2. Unterhaltsbemessungsgrundlage

2. 1. Nach Ansicht des Vaters hätten die Vorinstanzen den Alleinverdienerabsetzbetrag, den Verkehrsabsetzbetrag und den Unterhaltsabsetzbetrag dem Nettoeinkommen als Bemessungsgrundlage nicht hinzurechnen dürfen. Dem entgegnete - auf dem Boden der Rechtsprechung des Obersten Gerichtshofs (siehe RIS-Justiz RS0047423) - zutreffend bereits das Rekursgericht, das Erstgericht habe nur das dem Vater nach Abzug der Einkommensteuer und der Sozialversicherungsbeiträge tatsächlich verbleibende monatliche Nettoeinkommen als Bemessungsgrundlage herangezogen. Steuerbegünstigungen, denen "keine effektive Einkommensminderung oder effektive Ausgabe" gegenüberstünden, seien aus der Bemessungsgrundlage nicht auszuscheiden.

2. 2. Insofern stellt sich der Vater die Ermittlung der Bemessungsgrundlage - entgegen der vom Rekursgericht zitierten Rechtsprechung des Obersten Gerichtshofs - offenkundig so vor, dass Steuerabsetzbeträge, derentwegen sich das Nettoeinkommen erhöht, bei Ermittlung der Bemessungsgrundlage in schematischer Weise vom Nettoeinkommen abzuziehen seien. Das ist deshalb unzutreffend, weil der Geldunterhalt - nach den Erwägungen unter 1. - wie bisher zu bemessen ist und seine steuerliche Entlastung auf dem Weg über den Kinderabsetzbetrag und die Familienbeihilfe erst daran anknüpft.

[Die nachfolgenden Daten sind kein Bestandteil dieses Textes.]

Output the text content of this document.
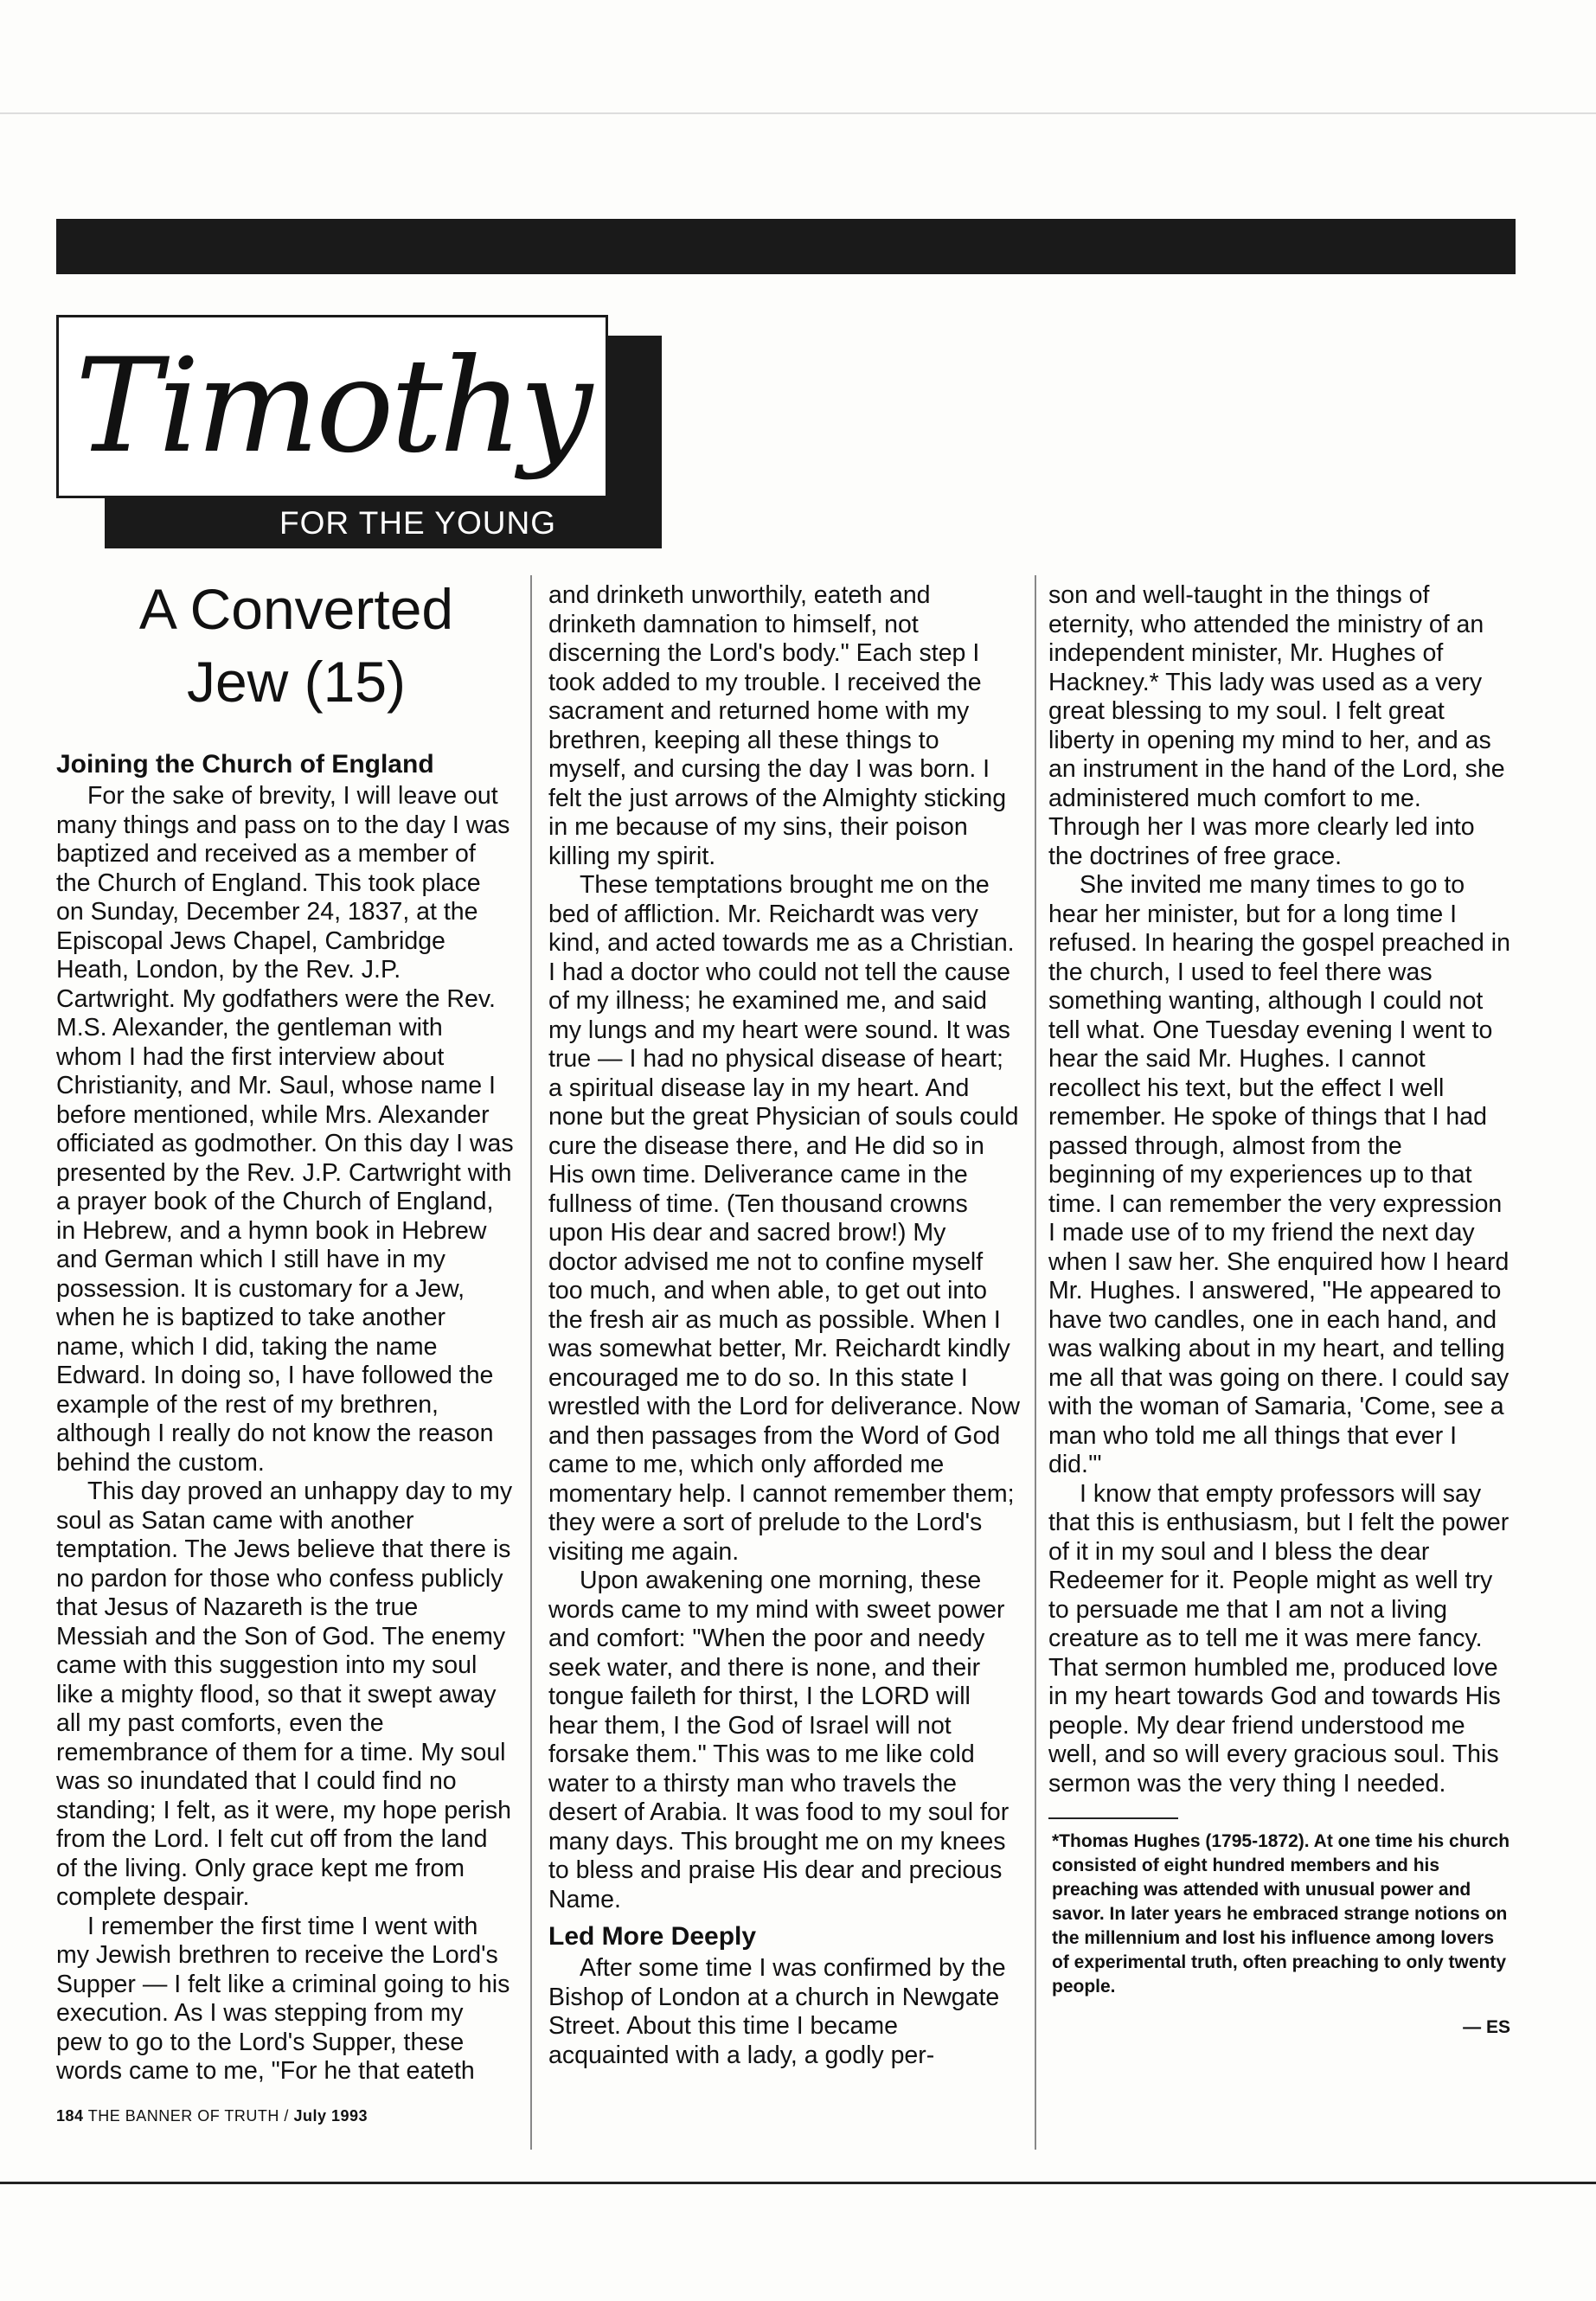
Timothy
FOR THE YOUNG
A Converted
Jew (15)
Joining the Church of England

For the sake of brevity, I will leave out many things and pass on to the day I was baptized and received as a member of the Church of England. This took place on Sunday, December 24, 1837, at the Episcopal Jews Chapel, Cambridge Heath, London, by the Rev. J.P. Cartwright. My godfathers were the Rev. M.S. Alexander, the gentleman with whom I had the first interview about Christianity, and Mr. Saul, whose name I before mentioned, while Mrs. Alexander officiated as godmother. On this day I was presented by the Rev. J.P. Cartwright with a prayer book of the Church of England, in Hebrew, and a hymn book in Hebrew and German which I still have in my possession. It is customary for a Jew, when he is baptized to take another name, which I did, taking the name Edward. In doing so, I have followed the example of the rest of my brethren, although I really do not know the reason behind the custom.

This day proved an unhappy day to my soul as Satan came with another temptation. The Jews believe that there is no pardon for those who confess publicly that Jesus of Nazareth is the true Messiah and the Son of God. The enemy came with this suggestion into my soul like a mighty flood, so that it swept away all my past comforts, even the remembrance of them for a time. My soul was so inundated that I could find no standing; I felt, as it were, my hope perish from the Lord. I felt cut off from the land of the living. Only grace kept me from complete despair.

I remember the first time I went with my Jewish brethren to receive the Lord's Supper — I felt like a criminal going to his execution. As I was stepping from my pew to go to the Lord's Supper, these words came to me, "For he that eateth

and drinketh unworthily, eateth and drinketh damnation to himself, not discerning the Lord's body." Each step I took added to my trouble. I received the sacrament and returned home with my brethren, keeping all these things to myself, and cursing the day I was born. I felt the just arrows of the Almighty sticking in me because of my sins, their poison killing my spirit.

These temptations brought me on the bed of affliction. Mr. Reichardt was very kind, and acted towards me as a Christian. I had a doctor who could not tell the cause of my illness; he examined me, and said my lungs and my heart were sound. It was true — I had no physical disease of heart; a spiritual disease lay in my heart. And none but the great Physician of souls could cure the disease there, and He did so in His own time. Deliverance came in the fullness of time. (Ten thousand crowns upon His dear and sacred brow!) My doctor advised me not to confine myself too much, and when able, to get out into the fresh air as much as possible. When I was somewhat better, Mr. Reichardt kindly encouraged me to do so. In this state I wrestled with the Lord for deliverance. Now and then passages from the Word of God came to me, which only afforded me momentary help. I cannot remember them; they were a sort of prelude to the Lord's visiting me again.

Upon awakening one morning, these words came to my mind with sweet power and comfort: "When the poor and needy seek water, and there is none, and their tongue faileth for thirst, I the LORD will hear them, I the God of Israel will not forsake them." This was to me like cold water to a thirsty man who travels the desert of Arabia. It was food to my soul for many days. This brought me on my knees to bless and praise His dear and precious Name.

Led More Deeply

After some time I was confirmed by the Bishop of London at a church in Newgate Street. About this time I became acquainted with a lady, a godly per-

son and well-taught in the things of eternity, who attended the ministry of an independent minister, Mr. Hughes of Hackney.* This lady was used as a very great blessing to my soul. I felt great liberty in opening my mind to her, and as an instrument in the hand of the Lord, she administered much comfort to me. Through her I was more clearly led into the doctrines of free grace.

She invited me many times to go to hear her minister, but for a long time I refused. In hearing the gospel preached in the church, I used to feel there was something wanting, although I could not tell what. One Tuesday evening I went to hear the said Mr. Hughes. I cannot recollect his text, but the effect I well remember. He spoke of things that I had passed through, almost from the beginning of my experiences up to that time. I can remember the very expression I made use of to my friend the next day when I saw her. She enquired how I heard Mr. Hughes. I answered, "He appeared to have two candles, one in each hand, and was walking about in my heart, and telling me all that was going on there. I could say with the woman of Samaria, 'Come, see a man who told me all things that ever I did.'"

I know that empty professors will say that this is enthusiasm, but I felt the power of it in my soul and I bless the dear Redeemer for it. People might as well try to persuade me that I am not a living creature as to tell me it was mere fancy. That sermon humbled me, produced love in my heart towards God and towards His people. My dear friend understood me well, and so will every gracious soul. This sermon was the very thing I needed.

*Thomas Hughes (1795-1872). At one time his church consisted of eight hundred members and his preaching was attended with unusual power and savor. In later years he embraced strange notions on the millennium and lost his influence among lovers of experimental truth, often preaching to only twenty people.
— ES
184 THE BANNER OF TRUTH / July 1993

3. Alleinverdienerabsetzbetrag

Der Vater führt ferner aus, die Steuerbehörde habe ihm 2001 wegen der Berufstätigkeit seiner Ehegattin als Lehrerin den Alleinverdienerabsetzbetrag nicht mehr gewährt. Deshalb sei von einem geringeren Nettoeinkommen als Bemessungsgrundlage auszugehen. Dieser Einwand ist berechtigt.

Gemäß § 33 Abs 4 Z 1 EStG 1988 steht einem Alleinverdiener ein Alleinverdienerabsetzbetrag von 364 EUR jährlich zu, wenn der (Ehe-)Partner bei mindestens einem Kind Einkünfte von höchstens 4.400 EUR jährlich erzielt. Das Rekursgericht stützte die Berechnung des Geldunterhalts ab 1. 9. 2001 auf die im Rekurs der Kinder vorgetragene Neuerung über die Wiederaufnahme der Berufstätigkeit der Ehegattin des Vaters und die über deren Einkommen getroffene Feststellung. Danach erzielte dessen Ehegattin 2001 ein 4.400 EUR übersteigendes Jahreseinkommen. Dem Vater kann daher für 2001 ein Alleinverdienerabsetzbetrag nicht mehr zustehen. Somit muss sich 2001 auch das monatliche Nettoeinkommen des Vaters als Grundlage für die Unterhaltsbemessung insofern verringert haben. Die zweite Instanz durfte die im Rekurs der Kinder vorgetragene Neuerung nicht nur zu Lasten des Vaters verwerten, sondern hätte auch die sich aus der ergänzenden Feststellung über das Nettoeinkommen dessen Ehegattin zwingend ergebende Rechtsfolge berücksichtigen müssen, dass dem Vater für 2001 ein Alleinverdienerabsetzbetrag nicht mehr zustand und sich das in einer Verringerung seines Nettoeinkommens als Unterhaltsbemessungsgrundlage 2001 auswirken musste.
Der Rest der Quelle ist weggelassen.